Picking up React Native in such a short amount of time and making something actually functional – and really rather good-looking – was awesome! This is the first time either of us had built a mobile app, and having that achievement under our belts feels great. Tackling the variety of roadblocks and problems we encountered along the way was as challenging as it was rewarding, and we're proud to have gotten our project to the point where it stands now.
We learned so much over the course of just a few days. We only had passing knowledge of how to use transformer models, and didn't even know it was possible to use BERT for regression; figuring out how to get that working, despite it proving nonviable, was incredibly valuable as a learning experience. Learning how to build a React Native mobile app from scratch was also entirely novel, and gave us exposure to one of the world's most popular web development frameworks. Crawling around Google Cloud Platform and seeing what we could use to make our project as awesome as it could be, taught us about all the nuances of setting up OAuth2, using Google Cloud Functions, and building an entire project using a platform neither of us had really looked at in-depth before.

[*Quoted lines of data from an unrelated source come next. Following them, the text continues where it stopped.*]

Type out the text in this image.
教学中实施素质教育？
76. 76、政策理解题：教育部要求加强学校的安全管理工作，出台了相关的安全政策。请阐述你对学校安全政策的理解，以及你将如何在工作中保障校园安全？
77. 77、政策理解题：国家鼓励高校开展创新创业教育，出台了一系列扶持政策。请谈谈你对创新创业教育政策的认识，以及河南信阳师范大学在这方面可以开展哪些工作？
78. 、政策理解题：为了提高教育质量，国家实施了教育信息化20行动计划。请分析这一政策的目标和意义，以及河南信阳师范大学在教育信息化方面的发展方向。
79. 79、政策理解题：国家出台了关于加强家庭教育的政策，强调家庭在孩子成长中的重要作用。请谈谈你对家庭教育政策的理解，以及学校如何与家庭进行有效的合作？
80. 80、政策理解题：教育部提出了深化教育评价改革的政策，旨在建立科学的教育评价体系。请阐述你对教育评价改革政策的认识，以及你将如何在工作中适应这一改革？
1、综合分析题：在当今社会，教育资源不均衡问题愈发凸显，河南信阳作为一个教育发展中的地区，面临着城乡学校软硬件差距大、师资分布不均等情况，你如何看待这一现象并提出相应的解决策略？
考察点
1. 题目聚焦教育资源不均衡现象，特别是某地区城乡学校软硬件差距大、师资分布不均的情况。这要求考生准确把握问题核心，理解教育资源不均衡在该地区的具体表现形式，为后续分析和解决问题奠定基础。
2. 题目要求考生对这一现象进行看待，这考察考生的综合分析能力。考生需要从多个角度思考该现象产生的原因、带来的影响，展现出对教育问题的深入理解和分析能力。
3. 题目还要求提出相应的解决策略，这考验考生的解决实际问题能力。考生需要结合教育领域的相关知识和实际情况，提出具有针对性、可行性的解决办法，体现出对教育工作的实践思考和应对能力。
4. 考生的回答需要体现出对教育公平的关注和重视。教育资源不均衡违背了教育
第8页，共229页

Overall, we did a ton of learning in just a few days, and it was all a blast!
We'd like to circle back to using BERT for appraisals when there is more time for training, fiddling, and testing – it seemed like a promising path, and would also help us make the project more self-reliant, reducing the need for external APIs. It would also be great to publish the app on the Apple App Store or Google Play Store sometime soon, though a lot more polish will be needed before it's ready for the prime-time.